Null’altro, in coscienza, si era in grado di capire.
Negli anni, si è prestata assidua attenzione, allo svolgersi delle grandi mostre a Villa Olmo di Como. Anno per anno in una qualche maniera si è cercato di lasciar traccia, nell’intento di conoscere, per quanto possibile, sia l’allestimento, sia la gestione. Null’altro, in coscienza, si era in grado di capire per «dotta ignoranza» e con questo non s’intende evidenziare qualcosa di negativo, «ossia il non sapere di per sé, quanto piuttosto sottolineare l'aspetto positivo di questo non sapere, riprendendo in questo senso lo sceticismo: il fatto di non sapere diventa stimolo a sforzarsi di sapere». Il concetto di «Docta ignorantia» contiene un ossimoro, cioè una figura retorica in cui un termine è l'opposizione dell'altro. Si parla di «ignorantia», ma si definisce «dotta»[1].

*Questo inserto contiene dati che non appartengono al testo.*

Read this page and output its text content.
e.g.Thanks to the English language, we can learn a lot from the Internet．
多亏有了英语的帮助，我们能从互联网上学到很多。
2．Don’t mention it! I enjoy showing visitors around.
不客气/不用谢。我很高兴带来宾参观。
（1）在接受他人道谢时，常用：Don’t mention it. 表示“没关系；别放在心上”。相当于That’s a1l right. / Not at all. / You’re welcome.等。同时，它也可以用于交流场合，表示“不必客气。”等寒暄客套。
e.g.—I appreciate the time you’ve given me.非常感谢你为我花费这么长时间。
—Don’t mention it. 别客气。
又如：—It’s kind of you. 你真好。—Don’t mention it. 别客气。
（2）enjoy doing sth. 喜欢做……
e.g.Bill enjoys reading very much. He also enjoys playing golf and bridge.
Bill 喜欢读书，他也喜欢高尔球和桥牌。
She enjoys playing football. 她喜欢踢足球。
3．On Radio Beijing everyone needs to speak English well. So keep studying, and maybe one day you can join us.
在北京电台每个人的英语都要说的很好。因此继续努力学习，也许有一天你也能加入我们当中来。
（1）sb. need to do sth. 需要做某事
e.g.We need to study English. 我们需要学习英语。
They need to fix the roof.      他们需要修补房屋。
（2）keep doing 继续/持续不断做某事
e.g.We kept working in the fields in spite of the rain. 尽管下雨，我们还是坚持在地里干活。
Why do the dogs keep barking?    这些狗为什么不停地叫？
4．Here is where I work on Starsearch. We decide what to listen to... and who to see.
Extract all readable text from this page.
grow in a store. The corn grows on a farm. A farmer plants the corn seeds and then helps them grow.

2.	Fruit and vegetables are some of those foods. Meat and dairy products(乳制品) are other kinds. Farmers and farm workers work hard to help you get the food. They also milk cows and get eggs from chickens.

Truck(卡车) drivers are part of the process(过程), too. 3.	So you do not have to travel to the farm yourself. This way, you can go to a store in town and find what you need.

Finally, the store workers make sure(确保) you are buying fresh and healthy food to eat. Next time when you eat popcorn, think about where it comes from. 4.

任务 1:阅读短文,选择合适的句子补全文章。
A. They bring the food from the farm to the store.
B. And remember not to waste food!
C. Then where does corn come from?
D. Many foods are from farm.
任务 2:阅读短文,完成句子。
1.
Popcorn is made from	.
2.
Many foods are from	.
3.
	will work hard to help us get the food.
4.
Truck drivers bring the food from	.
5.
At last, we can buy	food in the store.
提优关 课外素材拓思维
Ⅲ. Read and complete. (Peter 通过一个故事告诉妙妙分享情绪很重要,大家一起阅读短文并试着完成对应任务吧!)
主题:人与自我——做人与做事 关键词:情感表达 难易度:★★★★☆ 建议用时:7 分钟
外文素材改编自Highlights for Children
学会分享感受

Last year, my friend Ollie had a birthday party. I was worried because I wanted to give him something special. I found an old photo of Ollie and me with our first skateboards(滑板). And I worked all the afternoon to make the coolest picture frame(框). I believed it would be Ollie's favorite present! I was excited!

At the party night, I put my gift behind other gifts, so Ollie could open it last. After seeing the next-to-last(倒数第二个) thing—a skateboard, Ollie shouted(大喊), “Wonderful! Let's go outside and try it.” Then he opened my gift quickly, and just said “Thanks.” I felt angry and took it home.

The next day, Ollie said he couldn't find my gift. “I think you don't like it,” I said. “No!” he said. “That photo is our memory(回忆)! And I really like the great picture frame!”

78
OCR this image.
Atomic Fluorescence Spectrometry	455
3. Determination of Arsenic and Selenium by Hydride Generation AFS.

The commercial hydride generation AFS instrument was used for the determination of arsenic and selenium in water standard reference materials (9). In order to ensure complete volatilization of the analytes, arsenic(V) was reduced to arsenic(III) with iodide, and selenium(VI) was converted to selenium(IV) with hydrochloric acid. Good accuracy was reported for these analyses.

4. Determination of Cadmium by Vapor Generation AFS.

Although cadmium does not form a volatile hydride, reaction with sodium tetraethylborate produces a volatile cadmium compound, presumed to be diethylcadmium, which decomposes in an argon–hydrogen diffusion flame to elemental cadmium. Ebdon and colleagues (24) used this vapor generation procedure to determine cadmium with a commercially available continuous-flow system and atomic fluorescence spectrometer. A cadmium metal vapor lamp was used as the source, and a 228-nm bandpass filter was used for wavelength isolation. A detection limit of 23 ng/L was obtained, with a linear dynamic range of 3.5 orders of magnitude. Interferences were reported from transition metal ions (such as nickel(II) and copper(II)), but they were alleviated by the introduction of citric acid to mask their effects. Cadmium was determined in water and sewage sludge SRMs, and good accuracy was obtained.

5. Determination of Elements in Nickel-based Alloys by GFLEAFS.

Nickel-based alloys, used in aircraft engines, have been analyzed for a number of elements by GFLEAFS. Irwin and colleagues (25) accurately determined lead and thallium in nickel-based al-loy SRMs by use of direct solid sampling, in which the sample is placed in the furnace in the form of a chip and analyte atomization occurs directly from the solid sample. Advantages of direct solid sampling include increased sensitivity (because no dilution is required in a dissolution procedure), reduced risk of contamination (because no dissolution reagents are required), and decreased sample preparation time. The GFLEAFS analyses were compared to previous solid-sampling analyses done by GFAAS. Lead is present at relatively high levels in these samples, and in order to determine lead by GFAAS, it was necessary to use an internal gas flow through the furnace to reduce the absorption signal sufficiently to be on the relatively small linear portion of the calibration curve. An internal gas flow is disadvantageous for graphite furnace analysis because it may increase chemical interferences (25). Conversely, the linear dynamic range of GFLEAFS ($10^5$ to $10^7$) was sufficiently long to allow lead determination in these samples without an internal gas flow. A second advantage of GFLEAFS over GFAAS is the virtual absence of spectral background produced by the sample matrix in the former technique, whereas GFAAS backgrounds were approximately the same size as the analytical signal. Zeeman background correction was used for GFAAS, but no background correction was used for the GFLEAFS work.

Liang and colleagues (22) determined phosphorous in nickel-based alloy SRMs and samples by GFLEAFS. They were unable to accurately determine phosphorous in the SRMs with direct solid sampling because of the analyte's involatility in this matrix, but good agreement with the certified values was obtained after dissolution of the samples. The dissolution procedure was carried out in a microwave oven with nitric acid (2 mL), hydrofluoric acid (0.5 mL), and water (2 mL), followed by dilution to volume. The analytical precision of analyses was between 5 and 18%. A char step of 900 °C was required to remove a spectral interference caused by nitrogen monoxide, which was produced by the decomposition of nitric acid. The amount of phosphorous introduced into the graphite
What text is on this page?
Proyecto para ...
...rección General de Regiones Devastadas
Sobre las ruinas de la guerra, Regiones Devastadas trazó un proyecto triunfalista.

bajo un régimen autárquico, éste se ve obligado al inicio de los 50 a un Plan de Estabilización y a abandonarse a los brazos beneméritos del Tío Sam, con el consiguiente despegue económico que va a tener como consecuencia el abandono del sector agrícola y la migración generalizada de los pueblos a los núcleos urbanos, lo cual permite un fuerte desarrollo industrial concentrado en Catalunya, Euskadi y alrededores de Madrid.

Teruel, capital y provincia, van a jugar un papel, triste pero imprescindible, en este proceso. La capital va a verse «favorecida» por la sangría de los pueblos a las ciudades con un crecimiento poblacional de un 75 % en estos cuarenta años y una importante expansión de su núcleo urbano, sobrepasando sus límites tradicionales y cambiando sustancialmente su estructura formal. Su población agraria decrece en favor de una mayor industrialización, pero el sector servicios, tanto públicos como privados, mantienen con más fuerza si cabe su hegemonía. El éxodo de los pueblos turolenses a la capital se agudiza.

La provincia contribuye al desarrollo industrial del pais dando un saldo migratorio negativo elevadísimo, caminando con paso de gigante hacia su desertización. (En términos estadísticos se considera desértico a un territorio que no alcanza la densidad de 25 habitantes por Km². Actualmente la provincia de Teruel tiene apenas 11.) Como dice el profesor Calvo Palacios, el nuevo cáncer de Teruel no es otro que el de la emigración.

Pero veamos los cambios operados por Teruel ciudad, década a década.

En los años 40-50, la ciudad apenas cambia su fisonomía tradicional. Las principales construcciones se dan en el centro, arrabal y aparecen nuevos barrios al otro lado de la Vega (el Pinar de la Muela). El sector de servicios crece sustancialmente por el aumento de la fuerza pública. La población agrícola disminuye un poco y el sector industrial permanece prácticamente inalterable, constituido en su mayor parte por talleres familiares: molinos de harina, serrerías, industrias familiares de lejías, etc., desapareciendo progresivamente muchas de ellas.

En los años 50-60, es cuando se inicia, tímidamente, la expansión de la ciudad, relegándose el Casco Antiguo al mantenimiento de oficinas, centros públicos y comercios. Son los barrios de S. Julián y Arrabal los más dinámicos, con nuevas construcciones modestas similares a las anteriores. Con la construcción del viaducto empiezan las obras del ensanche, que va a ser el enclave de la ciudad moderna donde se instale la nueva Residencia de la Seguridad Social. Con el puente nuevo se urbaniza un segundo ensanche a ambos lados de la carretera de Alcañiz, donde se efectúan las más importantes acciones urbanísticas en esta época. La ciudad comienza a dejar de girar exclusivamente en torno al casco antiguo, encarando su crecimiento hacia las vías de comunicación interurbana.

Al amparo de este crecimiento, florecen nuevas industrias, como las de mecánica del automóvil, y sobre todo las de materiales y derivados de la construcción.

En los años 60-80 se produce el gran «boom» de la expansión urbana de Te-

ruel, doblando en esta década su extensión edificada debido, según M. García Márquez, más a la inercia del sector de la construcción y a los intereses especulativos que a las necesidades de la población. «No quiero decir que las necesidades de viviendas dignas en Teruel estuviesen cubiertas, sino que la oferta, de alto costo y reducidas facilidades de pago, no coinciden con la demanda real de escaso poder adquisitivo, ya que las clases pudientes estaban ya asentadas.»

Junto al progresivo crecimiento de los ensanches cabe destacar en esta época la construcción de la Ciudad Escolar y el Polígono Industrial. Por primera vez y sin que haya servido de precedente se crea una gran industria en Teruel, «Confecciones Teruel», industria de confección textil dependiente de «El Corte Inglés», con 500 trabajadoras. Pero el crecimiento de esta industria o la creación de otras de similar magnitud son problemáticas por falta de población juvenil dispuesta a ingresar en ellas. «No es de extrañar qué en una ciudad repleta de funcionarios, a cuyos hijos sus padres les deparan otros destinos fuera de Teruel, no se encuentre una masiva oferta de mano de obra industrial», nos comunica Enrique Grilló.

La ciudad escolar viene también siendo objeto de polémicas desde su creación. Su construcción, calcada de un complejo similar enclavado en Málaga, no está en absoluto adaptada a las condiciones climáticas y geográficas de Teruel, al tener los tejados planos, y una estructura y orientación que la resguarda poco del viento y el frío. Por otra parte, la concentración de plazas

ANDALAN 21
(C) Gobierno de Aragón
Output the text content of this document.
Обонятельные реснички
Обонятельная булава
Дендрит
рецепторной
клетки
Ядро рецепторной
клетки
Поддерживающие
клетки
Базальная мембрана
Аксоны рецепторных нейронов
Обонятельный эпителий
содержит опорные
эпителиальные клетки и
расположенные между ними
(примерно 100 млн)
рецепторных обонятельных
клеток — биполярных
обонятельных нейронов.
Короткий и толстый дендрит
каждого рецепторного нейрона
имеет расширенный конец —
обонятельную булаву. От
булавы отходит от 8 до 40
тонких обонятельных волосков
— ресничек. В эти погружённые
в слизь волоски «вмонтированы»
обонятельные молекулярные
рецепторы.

Istruita c'è parsa, in tutti questi anni, sia la pratica del governo sia la curatela delle mostre assunte dall’assessore alla cultura. È con non celata immodestia, che si deve rilevare la discutibile avvedutezza sociale. La sollecitazione a far conoscere già nella fase di studio, le strategie e i contenuti delle mostre, mirava a rendere partecipe il cittadino «erudendolo» con l’opportuno decentramento culturale. A onor del vero se non «godimento estetico» certamente conoscenze impersonali se ne sono avute. Il fatto stesso che ogni rassegna fosse stata condizionata da tempi di organizzazione piuttosto contenuti non giustifica disattenzioni. Peraltro le fasi sono state realizzate sempre con il conseguito del miglior successo: seppure nella costrizione si é sempre esultato.
L'ambizione voleva fossero i fatti a risolvere le problematiche che semplicemente si sollevavano. Nella ricerca del senso della misura e della proporzionalità, mentre si prendeva atto del risultato e del significato addotto come argomento per far presa sul pubblico, si faceva proposta affinché l’intrapresa orientata alla cultura potesse essere l’economia del futuro basata su un sistema produttivo e competitivo derivato da un sapiente investimento nei propri cittadini. Il sistema voleva essere un punto di riferimento per esplorare e cogliere le potenzialità dell’investimento in cultura, una risorsa per attivare e mantenere il dialogo con la comunità; uno stimolo per le amministrazioni pubbliche ad interpretare al meglio il loro ruolo di «regia», indispensabile per creare un circolo virtuoso in grado di produrre benefici per il territorio e la collettività. Su questi principi si basa e s’incardina l’economia dell’immateriale, che non scalza quella «tradizionale», ma ne rinverdisce i meccanismi del valore economico, potenziando la portata competitiva.
Iperbole o misura? Esuberanza o proporzionalità? Gli Impressionisti salutano Como con un nuovo record d’ingressi. Il finale, come sempre, è stato vissuto tra musica, fuochi d'artificio e spettacoli teatrali. Villa Olmo, chiusa la mostra, la festa di colori accende la notte. Una grande mostra e un finale «ottocentesco» alla sua altezza. Che notte la notte di Villa Olmo con la festa di chiusura della rassegna: danze, musiche, scene teatrali, fiaccole e fuochi d'artificio. Como saluta con la leggerezza delle ballerine che danzavano nella fontana di Villa Olmo, con la dolcezza della musica di un pianoforte a coda, con la drammaticità del teatro e con la maestosità dei fuochi artificiali. E così ogni anno per tutti gli anni: quest’anno no! Non se la preda Dott. Gaddi, accetti il nostro augurio ed un grazie infinito. A noi ci sono bastate le «conoscenze generiche». Per Ella è alle viste un futuro radioso!
«L’artista italiano del rinascimento era assetato d’idealità e di perfezione (…) La realtà terrena era sì per lui, come per Anteo[2], necessaria per riprendere vita e vigore: ma il suo vero mondo era quello dei miti e delle figure eroiche, dei semidei e delle donne divine, chiamate con nomi cristiani, ma in realtà abitatrici di una terra innocente ignara di colpe originali e di ansie di redenzione. Il ritorno alla terra e alla realtà visibile era il ritorno di un’umanità già vissuta nel paradiso terreste dell’esperienza precristiana. Con Bruegel la rinascita fiamminga vuole essere davvero, pur senza declamazioni programmatiche e rivoluzionarie, un ritorno alla terra, alla vita, alla rude avventura terrena».
[2]Anteo era re di Libia, figlio di Poseidone e di Gea. Egli era praticamente invincibile finché rimaneva a contatto con sua madre (la Terra), che gli restituiva le forze ogni volta che la toccava.